2. Morphométrie du mobilier archéologique. Les traces matérielles d’exploitations minières précoces sont souvent ténues et difficiles à reconnaitre, de sorte que, pratiquement, seuls nous parviennent les objets métalliques, stades ultimes de la longue chaîne métallurgique à l’Age du Bronze. La période du Bronze Moyen (1650 – 1350 av. J.-C.) se caractérise par une augmentation très nette du nombre d’objets dans les dépôts.
Parmi tous les objets constituant ces ensembles métalliques, les haches à talons sont particulièrement bien représentées. En France, au sein de l’ensemble des haches à talon pouvant être identifiées, deux grands types ont été reconnus par Briard et Verron (1976) : les haches bretonnes et les haches normandes. Parmi les nombreux critères permettant de les différencier, l’allure du profil latéral semble être particulièrement discriminante. C’est précisément cette hypothèse que nous avons testé en utilisant un traitement du profil par DCT (Discrete Cosine Transform), une procédure déjà utilisée par Cyril et Jean-Louis Dommergues (Biogéosciences, Université de Bourgogne) pour opérer des regroupements au sein d’un lot d’ammonites sur la base de l’allure de leurs côtes (Dommergues et al., 2006, 2007). Cette procédure, particulièrement bien adaptée au traitement de courbes ouvertes décompose le signal, le profil en l’occurrence, en une somme de fonctions trigonométriques, dont chaque harmonique possède sa propre amplitude.
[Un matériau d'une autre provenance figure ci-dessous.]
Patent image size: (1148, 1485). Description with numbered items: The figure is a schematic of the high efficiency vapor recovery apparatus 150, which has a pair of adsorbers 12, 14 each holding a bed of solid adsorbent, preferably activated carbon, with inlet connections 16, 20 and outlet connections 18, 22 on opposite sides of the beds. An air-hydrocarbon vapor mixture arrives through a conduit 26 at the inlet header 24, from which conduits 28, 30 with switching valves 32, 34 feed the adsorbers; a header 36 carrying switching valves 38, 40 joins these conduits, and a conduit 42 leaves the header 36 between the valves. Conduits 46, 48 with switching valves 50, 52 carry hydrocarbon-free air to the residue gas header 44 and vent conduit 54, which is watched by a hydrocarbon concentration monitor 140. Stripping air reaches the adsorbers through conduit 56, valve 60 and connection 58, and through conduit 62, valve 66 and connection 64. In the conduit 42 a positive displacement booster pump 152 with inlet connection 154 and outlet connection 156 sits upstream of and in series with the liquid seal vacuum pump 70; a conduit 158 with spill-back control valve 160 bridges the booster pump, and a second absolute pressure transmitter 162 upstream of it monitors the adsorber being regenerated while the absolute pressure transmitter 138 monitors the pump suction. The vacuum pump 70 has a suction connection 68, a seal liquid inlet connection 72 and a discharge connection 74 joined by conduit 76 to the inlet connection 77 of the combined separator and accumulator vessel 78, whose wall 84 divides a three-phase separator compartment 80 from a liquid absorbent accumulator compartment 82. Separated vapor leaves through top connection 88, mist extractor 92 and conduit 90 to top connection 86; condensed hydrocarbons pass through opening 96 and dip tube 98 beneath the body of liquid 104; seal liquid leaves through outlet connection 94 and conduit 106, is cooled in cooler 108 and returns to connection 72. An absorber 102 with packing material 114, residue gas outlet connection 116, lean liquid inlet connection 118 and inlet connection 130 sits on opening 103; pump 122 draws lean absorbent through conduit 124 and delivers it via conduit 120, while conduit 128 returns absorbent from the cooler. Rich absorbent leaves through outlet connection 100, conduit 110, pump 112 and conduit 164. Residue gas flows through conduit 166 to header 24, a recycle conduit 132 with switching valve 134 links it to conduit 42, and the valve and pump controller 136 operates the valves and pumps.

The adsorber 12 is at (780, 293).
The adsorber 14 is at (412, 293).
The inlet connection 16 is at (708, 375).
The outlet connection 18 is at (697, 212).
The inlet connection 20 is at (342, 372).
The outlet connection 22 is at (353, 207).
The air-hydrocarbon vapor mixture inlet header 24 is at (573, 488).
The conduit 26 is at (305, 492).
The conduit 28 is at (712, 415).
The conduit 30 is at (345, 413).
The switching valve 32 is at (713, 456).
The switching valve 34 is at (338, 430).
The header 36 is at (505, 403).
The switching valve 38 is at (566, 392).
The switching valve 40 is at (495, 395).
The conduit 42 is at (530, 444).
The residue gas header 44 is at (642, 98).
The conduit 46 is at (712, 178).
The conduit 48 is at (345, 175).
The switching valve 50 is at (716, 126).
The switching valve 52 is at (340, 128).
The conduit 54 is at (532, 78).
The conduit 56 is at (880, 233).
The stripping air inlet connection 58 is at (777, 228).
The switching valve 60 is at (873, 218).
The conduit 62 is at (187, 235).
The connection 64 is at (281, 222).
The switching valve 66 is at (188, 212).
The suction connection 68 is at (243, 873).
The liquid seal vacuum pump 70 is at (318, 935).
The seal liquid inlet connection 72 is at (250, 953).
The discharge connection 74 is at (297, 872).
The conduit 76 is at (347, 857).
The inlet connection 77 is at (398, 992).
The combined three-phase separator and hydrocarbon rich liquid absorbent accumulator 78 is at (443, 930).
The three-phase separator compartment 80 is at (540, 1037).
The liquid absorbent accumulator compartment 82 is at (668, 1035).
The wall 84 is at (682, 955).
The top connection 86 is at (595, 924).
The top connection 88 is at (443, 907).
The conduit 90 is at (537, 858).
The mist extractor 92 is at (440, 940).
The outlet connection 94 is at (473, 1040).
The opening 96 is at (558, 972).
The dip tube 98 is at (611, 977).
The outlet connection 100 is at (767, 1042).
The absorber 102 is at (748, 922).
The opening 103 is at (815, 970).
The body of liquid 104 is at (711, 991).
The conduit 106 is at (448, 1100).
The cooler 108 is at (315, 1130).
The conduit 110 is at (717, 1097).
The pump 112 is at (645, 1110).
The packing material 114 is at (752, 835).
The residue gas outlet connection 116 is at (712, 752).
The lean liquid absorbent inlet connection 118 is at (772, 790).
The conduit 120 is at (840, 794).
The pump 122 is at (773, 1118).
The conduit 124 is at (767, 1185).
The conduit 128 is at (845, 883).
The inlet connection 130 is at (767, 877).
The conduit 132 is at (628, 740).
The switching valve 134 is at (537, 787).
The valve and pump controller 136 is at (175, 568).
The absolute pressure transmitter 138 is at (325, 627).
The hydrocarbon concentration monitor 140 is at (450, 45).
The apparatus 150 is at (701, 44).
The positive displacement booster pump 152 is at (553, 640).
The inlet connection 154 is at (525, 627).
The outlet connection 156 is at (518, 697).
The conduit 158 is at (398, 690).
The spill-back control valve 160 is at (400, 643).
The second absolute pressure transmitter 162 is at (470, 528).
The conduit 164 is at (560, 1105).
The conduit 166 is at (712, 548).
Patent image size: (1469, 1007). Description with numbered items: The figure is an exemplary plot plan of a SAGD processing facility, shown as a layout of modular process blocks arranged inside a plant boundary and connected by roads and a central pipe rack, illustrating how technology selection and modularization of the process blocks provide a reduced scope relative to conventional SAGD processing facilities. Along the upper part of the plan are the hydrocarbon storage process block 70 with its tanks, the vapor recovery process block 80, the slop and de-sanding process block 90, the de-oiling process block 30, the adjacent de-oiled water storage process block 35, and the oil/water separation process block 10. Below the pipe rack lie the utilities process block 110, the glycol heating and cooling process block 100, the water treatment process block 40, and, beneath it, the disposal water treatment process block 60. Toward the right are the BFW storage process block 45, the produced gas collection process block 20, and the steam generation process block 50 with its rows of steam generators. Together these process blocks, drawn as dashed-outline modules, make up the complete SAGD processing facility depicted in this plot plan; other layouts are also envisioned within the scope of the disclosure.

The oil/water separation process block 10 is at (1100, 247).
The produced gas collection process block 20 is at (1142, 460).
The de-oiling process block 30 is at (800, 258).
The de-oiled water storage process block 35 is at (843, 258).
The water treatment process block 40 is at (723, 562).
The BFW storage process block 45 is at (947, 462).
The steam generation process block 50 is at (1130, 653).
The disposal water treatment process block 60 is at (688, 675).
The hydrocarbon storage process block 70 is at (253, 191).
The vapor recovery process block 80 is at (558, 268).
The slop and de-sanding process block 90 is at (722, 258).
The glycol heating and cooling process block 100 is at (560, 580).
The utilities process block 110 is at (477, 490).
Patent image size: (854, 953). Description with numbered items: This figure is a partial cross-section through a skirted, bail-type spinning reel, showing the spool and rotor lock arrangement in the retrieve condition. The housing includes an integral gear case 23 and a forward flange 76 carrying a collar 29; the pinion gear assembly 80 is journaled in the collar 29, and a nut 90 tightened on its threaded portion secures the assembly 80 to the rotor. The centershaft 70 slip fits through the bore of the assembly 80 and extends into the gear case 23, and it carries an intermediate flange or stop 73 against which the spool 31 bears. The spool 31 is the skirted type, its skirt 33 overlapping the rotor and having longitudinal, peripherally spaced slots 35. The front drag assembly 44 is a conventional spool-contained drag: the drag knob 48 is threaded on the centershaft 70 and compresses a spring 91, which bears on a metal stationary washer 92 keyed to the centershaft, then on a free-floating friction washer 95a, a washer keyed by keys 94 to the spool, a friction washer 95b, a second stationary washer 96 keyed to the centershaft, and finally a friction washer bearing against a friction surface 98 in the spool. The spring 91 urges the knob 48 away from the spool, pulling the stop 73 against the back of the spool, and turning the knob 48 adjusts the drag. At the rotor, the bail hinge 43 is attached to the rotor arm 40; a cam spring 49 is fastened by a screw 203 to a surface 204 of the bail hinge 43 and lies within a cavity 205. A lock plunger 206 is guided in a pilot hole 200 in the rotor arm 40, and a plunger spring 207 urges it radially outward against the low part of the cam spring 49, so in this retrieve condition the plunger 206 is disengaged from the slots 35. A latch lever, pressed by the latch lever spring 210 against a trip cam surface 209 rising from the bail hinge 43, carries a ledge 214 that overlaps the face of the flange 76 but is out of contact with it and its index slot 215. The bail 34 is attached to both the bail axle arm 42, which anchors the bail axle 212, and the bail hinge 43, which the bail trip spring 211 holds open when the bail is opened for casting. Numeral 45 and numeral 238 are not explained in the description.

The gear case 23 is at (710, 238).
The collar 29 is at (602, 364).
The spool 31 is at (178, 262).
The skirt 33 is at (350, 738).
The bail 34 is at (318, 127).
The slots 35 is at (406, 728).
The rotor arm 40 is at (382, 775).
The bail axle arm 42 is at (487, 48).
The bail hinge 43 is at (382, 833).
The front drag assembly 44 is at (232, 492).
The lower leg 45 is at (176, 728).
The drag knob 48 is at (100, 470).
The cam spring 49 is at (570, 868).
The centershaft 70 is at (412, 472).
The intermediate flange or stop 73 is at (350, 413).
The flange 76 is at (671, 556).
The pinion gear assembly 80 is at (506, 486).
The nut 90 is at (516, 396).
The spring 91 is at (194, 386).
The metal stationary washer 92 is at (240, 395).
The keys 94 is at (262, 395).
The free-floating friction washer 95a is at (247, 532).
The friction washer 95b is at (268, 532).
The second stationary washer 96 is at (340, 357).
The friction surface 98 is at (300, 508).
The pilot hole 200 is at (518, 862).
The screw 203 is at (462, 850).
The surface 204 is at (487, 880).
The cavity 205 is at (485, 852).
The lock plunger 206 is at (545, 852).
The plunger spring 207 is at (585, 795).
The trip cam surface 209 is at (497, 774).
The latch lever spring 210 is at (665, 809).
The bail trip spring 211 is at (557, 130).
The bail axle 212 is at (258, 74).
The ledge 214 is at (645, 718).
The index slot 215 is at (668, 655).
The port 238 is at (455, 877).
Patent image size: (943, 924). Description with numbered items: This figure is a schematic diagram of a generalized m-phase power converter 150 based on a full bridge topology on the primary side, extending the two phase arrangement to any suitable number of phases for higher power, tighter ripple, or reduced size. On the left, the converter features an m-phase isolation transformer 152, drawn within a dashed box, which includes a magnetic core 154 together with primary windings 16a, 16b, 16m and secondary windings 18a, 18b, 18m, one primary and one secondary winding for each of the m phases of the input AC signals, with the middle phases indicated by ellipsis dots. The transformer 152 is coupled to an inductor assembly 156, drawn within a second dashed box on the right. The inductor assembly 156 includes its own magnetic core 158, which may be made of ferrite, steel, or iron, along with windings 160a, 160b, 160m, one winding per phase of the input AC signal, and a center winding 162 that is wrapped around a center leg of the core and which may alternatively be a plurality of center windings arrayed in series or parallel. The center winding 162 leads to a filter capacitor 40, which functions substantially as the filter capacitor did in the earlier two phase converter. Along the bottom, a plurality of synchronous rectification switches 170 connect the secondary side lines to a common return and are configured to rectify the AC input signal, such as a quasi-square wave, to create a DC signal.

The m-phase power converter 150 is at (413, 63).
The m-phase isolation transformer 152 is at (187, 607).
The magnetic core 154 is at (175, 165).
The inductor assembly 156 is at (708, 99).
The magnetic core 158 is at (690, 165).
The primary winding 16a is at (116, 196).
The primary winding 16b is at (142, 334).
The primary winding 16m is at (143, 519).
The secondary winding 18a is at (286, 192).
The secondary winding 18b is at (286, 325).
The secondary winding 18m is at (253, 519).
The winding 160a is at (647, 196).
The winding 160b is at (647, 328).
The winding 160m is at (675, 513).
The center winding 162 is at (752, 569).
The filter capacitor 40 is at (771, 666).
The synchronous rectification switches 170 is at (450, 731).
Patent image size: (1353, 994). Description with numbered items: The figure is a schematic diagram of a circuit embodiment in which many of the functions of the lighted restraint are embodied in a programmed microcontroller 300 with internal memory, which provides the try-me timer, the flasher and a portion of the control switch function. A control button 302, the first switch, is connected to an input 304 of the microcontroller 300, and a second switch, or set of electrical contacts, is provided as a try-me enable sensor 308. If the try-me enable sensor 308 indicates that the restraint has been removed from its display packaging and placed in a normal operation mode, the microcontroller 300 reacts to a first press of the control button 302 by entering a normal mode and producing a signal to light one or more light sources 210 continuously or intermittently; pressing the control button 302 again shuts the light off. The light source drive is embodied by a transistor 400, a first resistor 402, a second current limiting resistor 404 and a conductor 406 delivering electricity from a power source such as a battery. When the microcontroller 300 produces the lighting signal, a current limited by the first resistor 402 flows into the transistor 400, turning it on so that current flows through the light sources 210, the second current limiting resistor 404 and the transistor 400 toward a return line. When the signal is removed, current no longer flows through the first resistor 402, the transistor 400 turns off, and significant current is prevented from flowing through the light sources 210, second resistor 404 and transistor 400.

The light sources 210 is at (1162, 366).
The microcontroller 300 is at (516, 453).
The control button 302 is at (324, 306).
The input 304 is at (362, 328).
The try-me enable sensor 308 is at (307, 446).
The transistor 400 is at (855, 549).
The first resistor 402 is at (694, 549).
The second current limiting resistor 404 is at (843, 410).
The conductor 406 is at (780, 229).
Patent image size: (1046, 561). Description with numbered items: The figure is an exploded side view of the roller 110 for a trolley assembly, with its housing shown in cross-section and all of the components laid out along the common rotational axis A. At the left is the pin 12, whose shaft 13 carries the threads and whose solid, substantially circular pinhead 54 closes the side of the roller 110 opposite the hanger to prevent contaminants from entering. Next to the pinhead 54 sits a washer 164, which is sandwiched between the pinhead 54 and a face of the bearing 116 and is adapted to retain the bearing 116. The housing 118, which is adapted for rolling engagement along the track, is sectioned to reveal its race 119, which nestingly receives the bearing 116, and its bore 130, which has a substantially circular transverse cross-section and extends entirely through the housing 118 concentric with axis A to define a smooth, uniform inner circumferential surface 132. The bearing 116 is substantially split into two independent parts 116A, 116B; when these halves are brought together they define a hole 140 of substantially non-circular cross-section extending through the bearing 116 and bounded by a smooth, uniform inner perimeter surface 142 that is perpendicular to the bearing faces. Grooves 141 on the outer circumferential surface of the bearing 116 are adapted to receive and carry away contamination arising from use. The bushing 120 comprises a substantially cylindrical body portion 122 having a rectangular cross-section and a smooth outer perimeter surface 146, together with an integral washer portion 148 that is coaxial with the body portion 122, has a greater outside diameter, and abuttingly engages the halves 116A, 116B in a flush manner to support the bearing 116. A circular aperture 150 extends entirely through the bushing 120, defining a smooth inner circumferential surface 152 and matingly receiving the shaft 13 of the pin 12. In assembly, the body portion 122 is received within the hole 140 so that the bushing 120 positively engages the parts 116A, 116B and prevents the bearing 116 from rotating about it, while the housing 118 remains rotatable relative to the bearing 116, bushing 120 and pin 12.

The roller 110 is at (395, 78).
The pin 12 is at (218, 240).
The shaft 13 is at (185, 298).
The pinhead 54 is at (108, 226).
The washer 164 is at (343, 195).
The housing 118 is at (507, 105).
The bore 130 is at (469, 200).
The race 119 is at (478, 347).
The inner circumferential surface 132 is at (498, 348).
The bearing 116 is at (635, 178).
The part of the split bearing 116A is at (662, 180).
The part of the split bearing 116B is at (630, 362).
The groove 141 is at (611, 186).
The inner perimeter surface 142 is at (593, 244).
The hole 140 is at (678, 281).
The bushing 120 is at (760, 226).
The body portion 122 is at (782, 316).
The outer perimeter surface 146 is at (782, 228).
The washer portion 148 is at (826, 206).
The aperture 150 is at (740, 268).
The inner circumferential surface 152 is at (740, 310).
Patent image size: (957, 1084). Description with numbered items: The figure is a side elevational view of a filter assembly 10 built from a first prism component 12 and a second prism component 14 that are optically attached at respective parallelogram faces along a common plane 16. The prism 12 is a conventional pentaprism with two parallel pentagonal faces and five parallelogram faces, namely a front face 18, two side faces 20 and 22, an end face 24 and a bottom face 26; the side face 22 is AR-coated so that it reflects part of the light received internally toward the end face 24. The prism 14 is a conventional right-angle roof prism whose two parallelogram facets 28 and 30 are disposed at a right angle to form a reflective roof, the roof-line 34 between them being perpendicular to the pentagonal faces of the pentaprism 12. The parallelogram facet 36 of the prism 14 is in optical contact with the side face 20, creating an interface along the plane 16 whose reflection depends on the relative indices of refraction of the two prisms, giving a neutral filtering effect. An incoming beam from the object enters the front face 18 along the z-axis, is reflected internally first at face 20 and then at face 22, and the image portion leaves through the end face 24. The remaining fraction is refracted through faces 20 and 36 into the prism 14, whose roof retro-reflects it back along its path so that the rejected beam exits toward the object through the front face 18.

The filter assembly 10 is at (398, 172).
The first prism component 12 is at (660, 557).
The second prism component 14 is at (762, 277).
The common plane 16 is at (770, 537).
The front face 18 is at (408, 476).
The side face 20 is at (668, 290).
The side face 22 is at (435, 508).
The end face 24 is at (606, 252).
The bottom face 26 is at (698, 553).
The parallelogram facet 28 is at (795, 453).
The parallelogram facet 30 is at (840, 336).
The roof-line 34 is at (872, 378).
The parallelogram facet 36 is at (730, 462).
Il s’avère que les haches provenant des deux dépôts de Sermizelles (Bourgogne), précédemment identifiées comme d’origines bretonnes ou normandes, présentent une disparité de forme bien trop grande pour être le résultat de ce simple mélange. Une ou plusieurs autres sources mineures doivent donc être invoquées. Il pourrait s’agir d’imitations, pourquoi pas locales, d’autant que l’utilisation des minéralisations du Morvan est suggérée par l’étude paléoenvironnementale. Le Bronze Moyen voit la montée en puissance des besoins et des diffusions à partir des zones de productions en série. Cette étude est la démonstration qu’au-delà de ce scénario général basé sur la diffusion ‘commerciale’ d’objets, on assiste également à une transmission des idées et des techniques permettant la fabrication de copies dans des zones éloignées des aires principales de production. L’approche morphométrique utilisée ici est rapide, reproductible et suffisamment généralisable pour être appliquée à une large variété d’objets de différentes périodes afin de clarifier leur typologie et éventuellement leur origine. Outre la définition d’une forme type, qui correspond au centroïde de l’espace morphométrique, elle permet de quantifier et de visualiser la disparité des formes, habituellement inaccessible à l’œil nu et pourtant aussi chargée de sens que la tendance centrale.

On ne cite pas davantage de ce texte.